Rusya Özelinde Batı'nın Ortadoğu'daki Kanlı Hesapları
Berkan Güngör
NATO Genel Sekreteri Jens Stoltenberg, evvelsi gün Rusya-Ukrayna Savaşı için "Savaş alanındaki durum zor ve bu Ukrayna'ya verilen desteği sürdürmeyi ve artırmayı daha da önemli kılıyor çünkü Vladimir Putin'in kazanmasına izin veremeyiz. Savaşlar öngörülemez, hiç kimse bu savaşın nasıl ve ne zaman biteceğini söyleyemez. Ukrayna'ya ne kadar çok askeri destek sağlarsak kabul edilebilir bir müzakere sonucu elde etme olasılığının o kadar arttığını söyleyebiliriz" ifadelerini kullandı.
AB Dış İlişkiler ve Güvenlik Politikası Yüksek Temsilcisi Josep Borrell de "Üretimimizin yüzde 40'ı, 30 kadar ülkeye ihraç ediliyor. Dolayısıyla bu üretim kapasitesi eksikliği meselesi değil. Belki de başka pazarlara sevk etmek yerine, yönümüzü öncelik olan Ukrayna'ya çevirmemiz lazım" diye konuştu. Ayrıca Borell, AB üyesi ülkelerin kendi stoklarından Ukrayna’ya mühimmat sağlama aşamasına geçildiğini ve Ukrayna’ya yardımların sürdürülebilmesi için üretim kapasitesinin artırılması gerekliliğinden bahsetti. Tüm bunlara ek olarak Borell’in açıklamalarına göre AB Komisyonu, Rusya'ya yönelik elmas ticaret yasağını da içerecek 12’nci yaptırım paketi teklifini üye ülkelere sunmaya hazırlanıyor.
Ancak aynı AB, hala daha İsrail'in Gazze'ye 39 günde yaklaşık 5 bini çocuk 11 bini aşkın kişinin hayatına mal olan saldırıları karşısında ateşkes çağrısında bulunmadı.

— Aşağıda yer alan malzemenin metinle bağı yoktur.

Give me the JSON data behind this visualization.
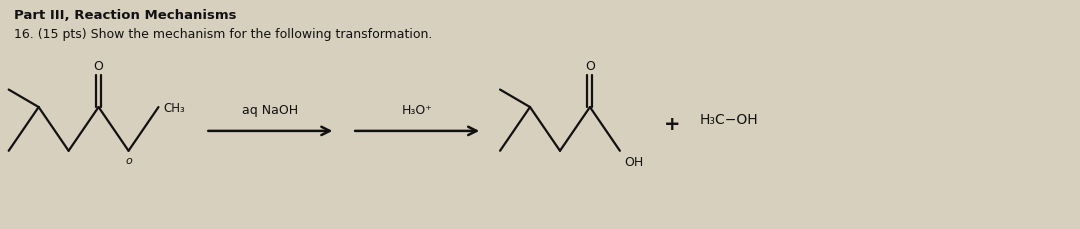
{
  "bg_color": "#d8d0be",
  "title_line1": "Part III, Reaction Mechanisms",
  "title_line2": "16. (15 pts) Show the mechanism for the following transformation.",
  "reagent1": "aq NaOH",
  "reagent2": "H₃O⁺",
  "plus_sign": "+",
  "product2": "H₃C−OH",
  "text_color": "#111111",
  "line_color": "#111111",
  "lw": 1.6,
  "title1_fs": 9.5,
  "title2_fs": 9.0,
  "label_fs": 9.0
}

Yukarıdaki iki açıklamadan da görüleceği üzere batı dünyası İsrail’in katliamlarına karşı tamamen üç maymun hüviyetine bürünmüş durumda…

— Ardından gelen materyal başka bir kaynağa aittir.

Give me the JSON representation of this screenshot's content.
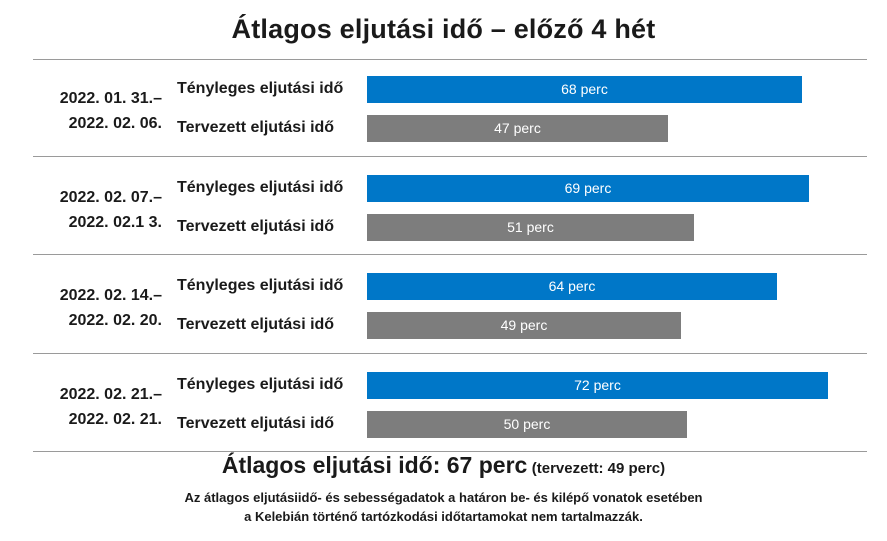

Son dönemde Rusya'nın Ukrayna'ya yönelik müdahalesi, uluslararası arenada büyük yankı uyandırmaya devam ediyor. Kremlin'in bu politik tercihleri, Orta Asya ve Kafkaslar bölgesinde de etkilerini göstermeye başladı. Rusya'nın Ukrayna ile olan meşguliyeti, diğer bölgelerdeki ilişkilerine ve itibarına büyük bir gölge düşürüyor. Ukrayna'daki askeri varlığı ve yürütülen operasyonlar, Rusya'nın Orta Asya ve Kafkaslardaki diğer stratejik çıkarlarına zarar veriyor gibi görünüyor. Ayrıca Rusya'nın Orta Asya ve Kafkaslardaki kan kaybının sadece siyasi ve askeri düzeyde değil, aynı zamanda ekonomik olarak da hissedilebileceği gerçeği de ortaya çıkıyor. Batılı ülkelerle yaşanan gerilimler ve yaptırımlar, bu zamanda ek baskı oluşturuyor.

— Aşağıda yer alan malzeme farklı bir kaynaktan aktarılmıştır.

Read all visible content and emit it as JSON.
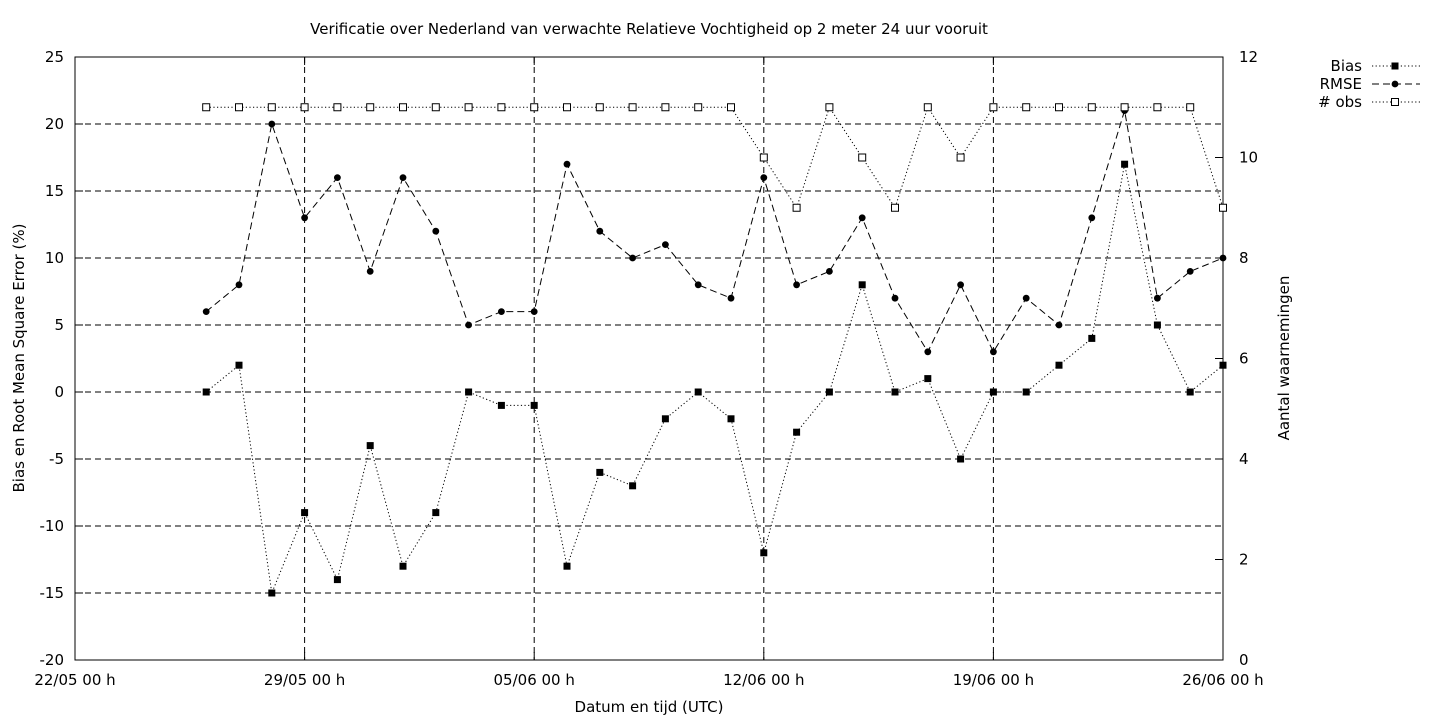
{
  "chart_data": {
    "type": "line",
    "title": "Verificatie over Nederland van verwachte Relatieve Vochtigheid op 2 meter 24 uur vooruit",
    "xlabel": "Datum en tijd (UTC)",
    "ylabel": "Bias en Root Mean Square Error (%)",
    "y2label": "Aantal waarnemingen",
    "xlim": [
      "2023-05-22 00:00",
      "2023-06-26 00:00"
    ],
    "ylim": [
      -20,
      25
    ],
    "y2lim": [
      0,
      12
    ],
    "x_ticks": [
      "22/05 00 h",
      "29/05 00 h",
      "05/06 00 h",
      "12/06 00 h",
      "19/06 00 h",
      "26/06 00 h"
    ],
    "y_ticks": [
      "-20",
      "-15",
      "-10",
      "-5",
      "0",
      "5",
      "10",
      "15",
      "20",
      "25"
    ],
    "y2_ticks": [
      "0",
      "2",
      "4",
      "6",
      "8",
      "10",
      "12"
    ],
    "grid": true,
    "legend_position": "top-right, outside",
    "x": [
      "2023-05-26",
      "2023-05-27",
      "2023-05-28",
      "2023-05-29",
      "2023-05-30",
      "2023-05-31",
      "2023-06-01",
      "2023-06-02",
      "2023-06-03",
      "2023-06-04",
      "2023-06-05",
      "2023-06-06",
      "2023-06-07",
      "2023-06-08",
      "2023-06-09",
      "2023-06-10",
      "2023-06-11",
      "2023-06-12",
      "2023-06-13",
      "2023-06-14",
      "2023-06-15",
      "2023-06-16",
      "2023-06-17",
      "2023-06-18",
      "2023-06-19",
      "2023-06-20",
      "2023-06-21",
      "2023-06-22",
      "2023-06-23",
      "2023-06-24",
      "2023-06-25",
      "2023-06-26"
    ],
    "series": [
      {
        "name": "Bias",
        "axis": "left",
        "style": "dotted",
        "marker": "filled-square",
        "values": [
          0,
          2,
          -15,
          -9,
          -14,
          -4,
          -13,
          -9,
          0,
          -1,
          -1,
          -13,
          -6,
          -7,
          -2,
          0,
          -2,
          -12,
          -3,
          0,
          8,
          0,
          1,
          -5,
          0,
          0,
          2,
          4,
          17,
          5,
          0,
          2
        ]
      },
      {
        "name": "RMSE",
        "axis": "left",
        "style": "dashed",
        "marker": "filled-circle",
        "values": [
          6,
          8,
          20,
          13,
          16,
          9,
          16,
          12,
          5,
          6,
          6,
          17,
          12,
          10,
          11,
          8,
          7,
          16,
          8,
          9,
          13,
          7,
          3,
          8,
          3,
          7,
          5,
          13,
          21,
          7,
          9,
          10
        ]
      },
      {
        "name": "# obs",
        "axis": "right",
        "style": "dotted",
        "marker": "open-square",
        "values": [
          11,
          11,
          11,
          11,
          11,
          11,
          11,
          11,
          11,
          11,
          11,
          11,
          11,
          11,
          11,
          11,
          11,
          10,
          9,
          11,
          10,
          9,
          11,
          10,
          11,
          11,
          11,
          11,
          11,
          11,
          11,
          9
        ]
      }
    ]
  }
}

Hepimizin bildiği üzere Rusya, Orta Doğu'da, özellikle Suriye'deki iç savaşta etkili bir aktör olarak yer alıyor. Ukrayna'daki olaylar da, Rusya'nın Orta Doğu'daki diğer çatışmalara odaklanmasını zorlaştırıyor. Bu da haliyle Rusya'nın bölgesel gücünü zayıflatıyor ve ABD gibi diğer büyük oyuncuların etkisini artırıyor. Eğer İsrail ve Filistin arasındaki savaş genişler ve İsrail, Rusya'ya karşı bir politika benimseyip Batı Bloğuna katılırsa, hiç kuşku yok ki bu durum Rusya için olumsuz olacaktır. Bölgede ABD destekli İsrail’in güçlenmesi; Rusya’nın özellikle Suriye başta olmak üzere Orta Doğu coğrafyasındaki yerleşik varlığını tehlikeye atacak.
İsrail, bölgede İran tehdidine karşı Rusya’dan faydalanmak istiyor ve bu nedenle Ukrayna meselesinde de birçok Batılı ülkenin aksine, Rusya'ya ekonomik yaptırım uygulamayı reddetmişti. Ukrayna'nın askeri destek taleplerini geri çevirmişti ve Ukrayna’ya Demir Kubbe savunma sistemlerini satmamıştı.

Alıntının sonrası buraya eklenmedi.